Com tudo quebrado, fui passando pela casa e ouvindo os fantasmas conversarem. Me lembraram de uma época que dava quentinho no coração. Minha irmã e eu dormíamos na cama de casal com papai e mamãe. Anos 90. 

Depois ganhamos dois colchões de solteiro. Eram azuis, feios e com uma estampa de planetas. Era mais legal dormir com eles, do que ficar sozinha no espaço. Então dormíamos inicialmente naquela galáxia, mas de madrugada corríamos pra cama deles. 

Passeando pela quebradeira da casa, também lembrei das árvores que já existiram nessa casa. Houve uma época que tinha várias no corredor da mangueira, deixavam a casa escura. Lembro dos meus pés pequenininhos pisando nas raizes e desequilibrando-se de manhã cedinho. E de uma frutinha do tamanho de uma ervilha que a árvore deixava sempre no chão e eu gostava de abrir pois pareciam bolinhas com tampas. Nina jogou o almoço fora ali uma vez, pra trapacear e comer coisas doces sem a refeição. 

Também teve plantas na frente que eu papeava, davam flores. Teve um pé de manga atrás que era meu local de trabalho, bem embaixo dele eu ficava desenhando histórias e inventando pessoas e dramas. Minhas mãos ficavam cheias de pontinhos coloridos de canetinha. Eu realmente achava que era um trabalho. Me comprometia sempre em um horário do dia a ficar ali escrevendo. As vezes quando cansava eu olhava pra cima e via as folhas balançando. Até hoje me flagro procurando tranquilidade olhando pra cima de uma árvore. É alguma coisa pra me reconectar com algo que eu não sei o que é, mas que me acalma de imediato. Folhas, no alto, balançando... um mantra, um feitiço, um artifício. 

Vendo as paredes quebradas, foi que lembrei de quarto que não era quarto, banheiro que não existia, e até de um poço. Minha casa tinha poço! Onde eu e minha irmã fazíamos shows e espetáculos em cima da tampa de mármore. “Uma hora essa tampa quebra e vocês duas caem lá dentro”, um adulto dizia. “Aí a gente escala ele!”, eu respondia me achando muito aventureira. “Eu não to nem aí, eu não tenho medo! Eu sei nadar!”, minha irmã completava e dançava comigo. As vezes ficavam roupas passadas e dobradas em cima, depois ele sumiu, depois virou mesa no quintal. 

No muro do quintal, inclusive, lembro do meu nome não completo no muro. Sempre me perguntava porque tinha logo meu nome na parede. Outras vezes eu achava que a Fernanda do muro era outra pessoa que colocou o nome ali pra que eu pensasse que era o meu e que saiu às pressas e não terminou de dizer o que queria. Agora me pergunto se essa memória é verdadeira? Era meu mesmo?! 
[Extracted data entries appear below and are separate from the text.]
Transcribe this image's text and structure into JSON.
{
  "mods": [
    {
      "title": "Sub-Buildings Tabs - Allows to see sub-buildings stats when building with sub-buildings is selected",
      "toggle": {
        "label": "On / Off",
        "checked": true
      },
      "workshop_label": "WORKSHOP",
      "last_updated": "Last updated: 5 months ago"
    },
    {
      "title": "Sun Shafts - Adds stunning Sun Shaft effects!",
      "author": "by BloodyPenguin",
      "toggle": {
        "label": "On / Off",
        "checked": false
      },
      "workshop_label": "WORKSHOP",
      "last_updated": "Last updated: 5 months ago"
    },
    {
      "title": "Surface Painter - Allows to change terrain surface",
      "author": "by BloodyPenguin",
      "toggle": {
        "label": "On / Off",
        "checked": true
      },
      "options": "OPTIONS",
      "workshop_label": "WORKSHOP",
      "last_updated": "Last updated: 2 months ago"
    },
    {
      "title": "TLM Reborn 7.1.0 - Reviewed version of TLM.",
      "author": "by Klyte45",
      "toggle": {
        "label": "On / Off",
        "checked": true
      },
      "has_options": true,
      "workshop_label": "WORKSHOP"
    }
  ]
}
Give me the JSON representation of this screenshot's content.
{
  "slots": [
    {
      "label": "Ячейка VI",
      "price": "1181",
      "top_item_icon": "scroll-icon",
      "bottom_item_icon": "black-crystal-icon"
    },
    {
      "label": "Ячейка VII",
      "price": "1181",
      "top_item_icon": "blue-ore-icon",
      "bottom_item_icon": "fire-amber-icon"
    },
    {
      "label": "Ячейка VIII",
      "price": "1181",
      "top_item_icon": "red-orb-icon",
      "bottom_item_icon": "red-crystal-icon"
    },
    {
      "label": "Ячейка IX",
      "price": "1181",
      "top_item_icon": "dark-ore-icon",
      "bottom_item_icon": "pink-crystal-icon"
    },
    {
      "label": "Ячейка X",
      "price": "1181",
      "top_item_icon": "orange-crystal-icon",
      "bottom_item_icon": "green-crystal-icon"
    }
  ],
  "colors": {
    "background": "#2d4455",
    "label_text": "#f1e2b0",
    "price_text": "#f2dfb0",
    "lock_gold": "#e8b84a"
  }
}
Também teve cachorros no fundo dessa casa, muitos... Suzi, Kiara, Zira, Maradona, Toty, Quincas...e uma placa lá fora com um cachorro feroz ilustrado. Me explicaram que era pra espantar ladrão, “cuidado com o cão”. 
Também teve apagão nessa casa, perguntei de quem era a culpa, era de um tal de Fernando Henrique Cardoso. Teve vizinho rindo e conversando na calçada, teve queda de bicicleta, cachumba, piolho, catapora espocada na barriga, ralados...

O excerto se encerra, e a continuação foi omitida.